THE LIGHTING

DIRECTED BY CHIHYING MUSQUIQUI
GERMANY, TAIWAN, TOGO // 2021
21 MINS

The film aims to revisit and clarify the issue of discrimination rooted in technological development and image production through an interdisciplinary exploration

Reflective Encounters

“In recent years, as visual media has continued to proliferate in everyday life, conversations around the camera’s seeming inability to capture darker skin tones have achieved greater awareness. This “mechanical racism”, as termed by Chihying Musquiqui’s short doc The Lighting, highlights tensions between technology, business, and art.

The camera as a technology emerged out of industrialised capitalism in the West, which itself was structured by a racist hierarchy. As camera technology moves from film to digital, these ingrained biases have only become further entrenched, posing difficulties in an era of globalisation where everyone is a potential customer to be courted.

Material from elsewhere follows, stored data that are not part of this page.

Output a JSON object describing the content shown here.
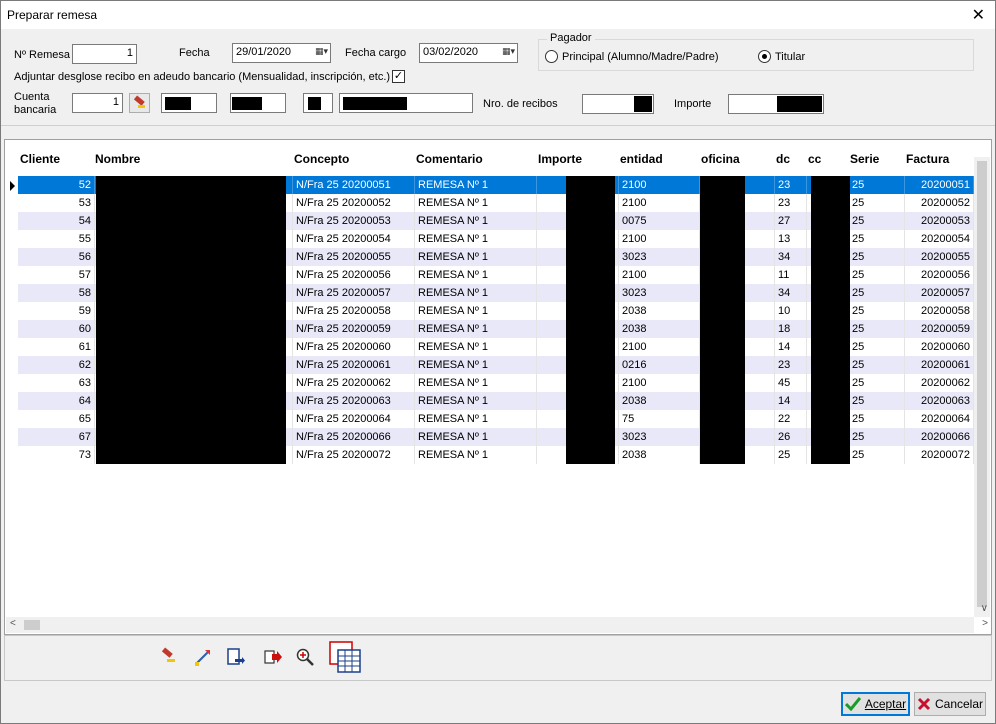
{
  "window": {
    "title": "Preparar remesa",
    "close": "✕"
  },
  "form": {
    "remesa_label": "Nº Remesa",
    "remesa_value": "1",
    "fecha_label": "Fecha",
    "fecha_value": "29/01/2020",
    "fecha_cargo_label": "Fecha cargo",
    "fecha_cargo_value": "03/02/2020",
    "adjuntar_label": "Adjuntar desglose recibo en adeudo bancario (Mensualidad, inscripción, etc.)",
    "adjuntar_checked": "✓",
    "cuenta_label_1": "Cuenta",
    "cuenta_label_2": "bancaria",
    "cuenta_value": "1",
    "nro_recibos_label": "Nro. de recibos",
    "importe_label": "Importe"
  },
  "pagador": {
    "title": "Pagador",
    "option_principal": "Principal (Alumno/Madre/Padre)",
    "option_titular": "Titular",
    "selected": "titular"
  },
  "grid": {
    "columns": [
      "Cliente",
      "Nombre",
      "Concepto",
      "Comentario",
      "Importe",
      "entidad",
      "oficina",
      "dc",
      "cc",
      "Serie",
      "Factura"
    ],
    "rows": [
      {
        "cliente": "52",
        "concepto": "N/Fra 25 20200051",
        "comentario": "REMESA Nº 1",
        "entidad": "2100",
        "dc": "23",
        "serie": "25",
        "factura": "20200051"
      },
      {
        "cliente": "53",
        "concepto": "N/Fra 25 20200052",
        "comentario": "REMESA Nº 1",
        "entidad": "2100",
        "dc": "23",
        "serie": "25",
        "factura": "20200052"
      },
      {
        "cliente": "54",
        "concepto": "N/Fra 25 20200053",
        "comentario": "REMESA Nº 1",
        "entidad": "0075",
        "dc": "27",
        "serie": "25",
        "factura": "20200053"
      },
      {
        "cliente": "55",
        "concepto": "N/Fra 25 20200054",
        "comentario": "REMESA Nº 1",
        "entidad": "2100",
        "dc": "13",
        "serie": "25",
        "factura": "20200054"
      },
      {
        "cliente": "56",
        "concepto": "N/Fra 25 20200055",
        "comentario": "REMESA Nº 1",
        "entidad": "3023",
        "dc": "34",
        "serie": "25",
        "factura": "20200055"
      },
      {
        "cliente": "57",
        "concepto": "N/Fra 25 20200056",
        "comentario": "REMESA Nº 1",
        "entidad": "2100",
        "dc": "11",
        "serie": "25",
        "factura": "20200056"
      },
      {
        "cliente": "58",
        "concepto": "N/Fra 25 20200057",
        "comentario": "REMESA Nº 1",
        "entidad": "3023",
        "dc": "34",
        "serie": "25",
        "factura": "20200057"
      },
      {
        "cliente": "59",
        "concepto": "N/Fra 25 20200058",
        "comentario": "REMESA Nº 1",
        "entidad": "2038",
        "dc": "10",
        "serie": "25",
        "factura": "20200058"
      },
      {
        "cliente": "60",
        "concepto": "N/Fra 25 20200059",
        "comentario": "REMESA Nº 1",
        "entidad": "2038",
        "dc": "18",
        "serie": "25",
        "factura": "20200059"
      },
      {
        "cliente": "61",
        "concepto": "N/Fra 25 20200060",
        "comentario": "REMESA Nº 1",
        "entidad": "2100",
        "dc": "14",
        "serie": "25",
        "factura": "20200060"
      },
      {
        "cliente": "62",
        "concepto": "N/Fra 25 20200061",
        "comentario": "REMESA Nº 1",
        "entidad": "0216",
        "dc": "23",
        "serie": "25",
        "factura": "20200061"
      },
      {
        "cliente": "63",
        "concepto": "N/Fra 25 20200062",
        "comentario": "REMESA Nº 1",
        "entidad": "2100",
        "dc": "45",
        "serie": "25",
        "factura": "20200062"
      },
      {
        "cliente": "64",
        "concepto": "N/Fra 25 20200063",
        "comentario": "REMESA Nº 1",
        "entidad": "2038",
        "dc": "14",
        "serie": "25",
        "factura": "20200063"
      },
      {
        "cliente": "65",
        "concepto": "N/Fra 25 20200064",
        "comentario": "REMESA Nº 1",
        "entidad": "75",
        "dc": "22",
        "serie": "25",
        "factura": "20200064"
      },
      {
        "cliente": "67",
        "concepto": "N/Fra 25 20200066",
        "comentario": "REMESA Nº 1",
        "entidad": "3023",
        "dc": "26",
        "serie": "25",
        "factura": "20200066"
      },
      {
        "cliente": "73",
        "concepto": "N/Fra 25 20200072",
        "comentario": "REMESA Nº 1",
        "entidad": "2038",
        "dc": "25",
        "serie": "25",
        "factura": "20200072"
      }
    ]
  },
  "toolbar": {
    "icons": [
      "eraser-icon",
      "edit-arrow-icon",
      "export-document-icon",
      "print-export-icon",
      "zoom-icon",
      "spreadsheet-icon"
    ]
  },
  "buttons": {
    "accept": "Aceptar",
    "cancel": "Cancelar"
  },
  "colors": {
    "selection": "#0078d7",
    "alt_row": "#e8e8f8",
    "accept_icon": "#1a9c2a",
    "cancel_icon": "#c8102e"
  }
}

The film sees a software engineer at a Taiwanese tech company discuss facial recognition algorithms when confronted with examples of such technology failing to recognise Black subjects in low lighting, or misreading Asian subjects as having their eyes closed. This conversation is broken up by conversations with photographers from Togo who discuss how they work around the mechanical racism of cameras when lighting Black skin. What arises from these disparate discourses is a recognition of the camera’s innately expressive capabilities, coupled with a recognition that its development comes from a racist history.”